Efficient and Fine-grained Profile Matching with Privacy Preserving in Mobile Social Networks
Main Article Content
Abstract
The proliferation of the internet and smart devices has dramatically increased the user count of Mobile Social Networks (MSNs). Connecting with new users is the core feature of MSNs. The increased number of active users on MSNs highlights the need for efficient and effective profile-matching and recommendation mechanisms. This paper introduces a novel framework for dynamic friend matching and recommendation by using advanced classification and clustering techniques. To improve matching results in the user connection as per social characteristics and behavior, the suggested framework combines ideal clustering using the Outline Coefficient and Davies-Bouldin Record with K-Means clustering. We propose a hybrid fine-tune ensemble classifier that blends the best aspects of the Random Forest and XGBoost methods.

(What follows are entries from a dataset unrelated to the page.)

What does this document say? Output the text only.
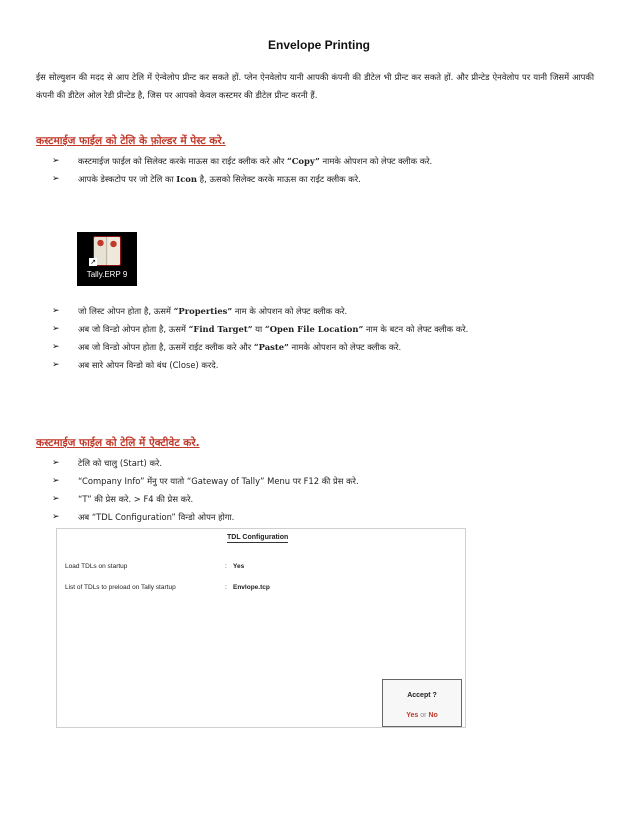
Envelope Printing
ईस सोल्युशन की मदद से आप टेलि में ऐन्वेलोप प्रीन्ट कर सकते हों. प्लेन ऐनवेलोप यानी आपकी कंपनी की डीटेल भी प्रीन्ट कर सकते हों. और प्रीन्टेड ऐनवेलोप पर यानी जिसमें आपकी कंपनी की डीटेल ओल रेडी प्रीन्टेड है, जिस पर आपको केवल कस्टमर की डीटेल प्रीन्ट करनी हैं.
कस्टमाईज फाईल को टेलि के फ़ोल्डर में पेस्ट करे.
➢ कस्टमाईज फाईल को सिलेक्ट करके माऊस का राईट क्लीक करे और “Copy” नामके ओपशन को लेफ्ट क्लीक करे.
➢ आपके डेस्कटोप पर जो टेलि का Icon है, ऊसको सिलेक्ट करके माऊस का राईट क्लीक करे.
↗
Tally.ERP 9
➢ जो लिस्ट ओपन होता है, ऊसमें “Properties” नाम के ओपशन को लेफ्ट क्लीक करे.
➢ अब जो विन्डो ओपन होता है, ऊसमें “Find Target” या “Open File Location” नाम के बटन को लेफ्ट क्लीक करे.
➢ अब जो विन्डो ओपन होता है, ऊसमें राईट क्लीक करे और “Paste” नामके ओपशन को लेफ्ट क्लीक करे.
➢ अब सारे ओपन विन्डो को बंध (Close) करदे.
कस्टमाईज फाईल को टेलि में ऐक्टीवेट करे.
➢ टेलि को चालु (Start) करे.
➢ “Company Info” मेंनु पर यातो “Gateway of Tally” Menu पर F12 की प्रेस करे.
➢ “T” की प्रेस करे. > F4 की प्रेस करे.
➢ अब “TDL Configuration” विन्डो ओपन होगा.
TDL Configuration
Load TDLs on startup	: Yes
List of TDLs to preload on Tally startup	: Envlope.tcp
Accept ?
Yes or No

The hybrid model of grouping users has improved the accuracy of friend recommendations. A 95.23% classification accuracy is obtained by the ensemble classifier by combining the strong feature selection and averaging of Random Forest with the gradient boosting of XGBoost. The Davies-Bouldin Index and Silhouette Coefficient are applied to the clustering step to find the ideal number of clusters to provide cohesive and well-separated groups. These well-defined groups are then used in the K-Means algorithm, providing a basic structure for future matching and recommendation processes. Experimental results have demonstrated the efficiency of the proposed hybrid model.